These days, a lot of the posts that come through my RSS reader have to do with health insurance reform.  More specifically, the politics of health insurance reform, and how it’s really, really not working out.  And I can’t say I disagree.  In a way, assiduously reading a series of political blogs who follow the minutiae of the debate has given me what feels like a front-row seat to the unfolding debate/debacle.

So what is it I think I’m seeing?  Well, others have a variety of answers to that question, but I think I’m seeing something entirely predictable:  Corporate dominance of the domestic political system.

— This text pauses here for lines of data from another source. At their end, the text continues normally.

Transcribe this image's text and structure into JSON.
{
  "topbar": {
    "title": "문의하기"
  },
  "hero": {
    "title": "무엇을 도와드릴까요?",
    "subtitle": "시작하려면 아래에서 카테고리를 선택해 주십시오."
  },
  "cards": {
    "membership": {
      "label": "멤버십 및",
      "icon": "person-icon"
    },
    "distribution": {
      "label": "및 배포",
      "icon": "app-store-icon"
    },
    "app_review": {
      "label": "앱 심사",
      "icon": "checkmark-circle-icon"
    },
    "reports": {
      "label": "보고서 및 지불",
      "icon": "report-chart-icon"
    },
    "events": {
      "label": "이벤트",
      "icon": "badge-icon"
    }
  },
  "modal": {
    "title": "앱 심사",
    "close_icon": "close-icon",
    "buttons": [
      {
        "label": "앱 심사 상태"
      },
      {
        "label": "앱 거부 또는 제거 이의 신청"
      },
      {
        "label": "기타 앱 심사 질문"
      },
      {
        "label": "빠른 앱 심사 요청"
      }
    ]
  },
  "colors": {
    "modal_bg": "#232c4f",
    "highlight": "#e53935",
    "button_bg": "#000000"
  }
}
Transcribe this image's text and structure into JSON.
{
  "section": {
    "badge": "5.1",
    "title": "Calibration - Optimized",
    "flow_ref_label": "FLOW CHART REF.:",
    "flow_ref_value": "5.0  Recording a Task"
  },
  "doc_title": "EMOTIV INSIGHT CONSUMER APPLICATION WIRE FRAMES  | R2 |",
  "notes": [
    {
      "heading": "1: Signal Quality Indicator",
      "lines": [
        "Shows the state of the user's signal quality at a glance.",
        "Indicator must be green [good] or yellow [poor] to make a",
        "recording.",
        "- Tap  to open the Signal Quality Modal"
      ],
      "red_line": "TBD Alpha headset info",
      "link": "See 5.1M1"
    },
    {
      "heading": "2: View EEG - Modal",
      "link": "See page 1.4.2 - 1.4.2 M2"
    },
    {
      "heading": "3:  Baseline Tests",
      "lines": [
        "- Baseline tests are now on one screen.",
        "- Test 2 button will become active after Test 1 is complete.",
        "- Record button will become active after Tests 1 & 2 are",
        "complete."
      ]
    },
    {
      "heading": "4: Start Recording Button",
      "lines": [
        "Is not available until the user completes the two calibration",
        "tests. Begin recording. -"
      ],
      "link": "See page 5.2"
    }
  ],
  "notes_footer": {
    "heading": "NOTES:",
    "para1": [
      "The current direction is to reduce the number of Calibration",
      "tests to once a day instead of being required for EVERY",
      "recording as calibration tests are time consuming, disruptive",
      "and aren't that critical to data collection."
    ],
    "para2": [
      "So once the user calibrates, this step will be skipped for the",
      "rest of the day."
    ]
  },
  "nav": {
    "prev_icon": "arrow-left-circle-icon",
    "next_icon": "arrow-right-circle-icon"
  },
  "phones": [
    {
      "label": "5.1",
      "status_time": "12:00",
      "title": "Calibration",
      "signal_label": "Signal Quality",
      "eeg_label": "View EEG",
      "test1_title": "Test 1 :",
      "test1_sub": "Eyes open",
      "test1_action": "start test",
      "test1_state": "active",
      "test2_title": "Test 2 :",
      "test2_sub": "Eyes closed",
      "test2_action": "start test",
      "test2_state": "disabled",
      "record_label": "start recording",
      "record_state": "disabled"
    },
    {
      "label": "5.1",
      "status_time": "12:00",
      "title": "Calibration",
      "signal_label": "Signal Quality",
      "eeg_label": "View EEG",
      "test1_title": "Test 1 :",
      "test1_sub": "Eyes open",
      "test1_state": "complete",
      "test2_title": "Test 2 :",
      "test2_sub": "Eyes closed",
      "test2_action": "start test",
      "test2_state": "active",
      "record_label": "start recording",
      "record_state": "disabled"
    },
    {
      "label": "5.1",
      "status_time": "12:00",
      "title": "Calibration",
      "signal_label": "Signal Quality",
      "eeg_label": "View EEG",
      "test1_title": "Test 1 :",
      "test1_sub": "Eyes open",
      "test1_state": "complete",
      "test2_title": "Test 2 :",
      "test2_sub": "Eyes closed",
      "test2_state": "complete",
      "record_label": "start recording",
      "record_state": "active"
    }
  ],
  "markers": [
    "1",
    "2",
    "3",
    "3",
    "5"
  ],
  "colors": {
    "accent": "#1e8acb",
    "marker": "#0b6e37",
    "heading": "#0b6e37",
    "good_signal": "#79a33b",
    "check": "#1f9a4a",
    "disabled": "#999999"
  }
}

And by corporate dominance I mean not only has the insurance industry simply bought off a tremendous number of congresscritters, but has managed to convince those same congresscritters of some clearly insane things (death panels, anyone?).  And don’t get me started on the whole town halls thing – I am trying keep what little faith in other people I have alive.

But none of this is really surprising, I guess.  It’s how the system has been working for decades, as far as I can tell.  Certainly it’s been this way my entire adult life.  That doesn’t mean I’m totally immune to the level of tragedy that unfolds daily with regard to people’s health; I do have to step back from it, or it’s overwhelming.  But it does mean that I know it’s necessary not to look only at individual but structural, systemic causes.  And enough to know that this point, made by Digby, is just about enough to blow my mind:

Citigroup’s guarantees are among $23.7 trillion of total potential government support stemming from programs set up since 2007 to ease the financial crisis, according to a report last month by Barofsky’s office.

23.7 trillion? And we are having a full-on political meltdown over one trillion to cover all Americans with comprehensive health care? Really?

Yes., we are.  And I’ll leave it up to the reader to realize how monstrously immoral that is.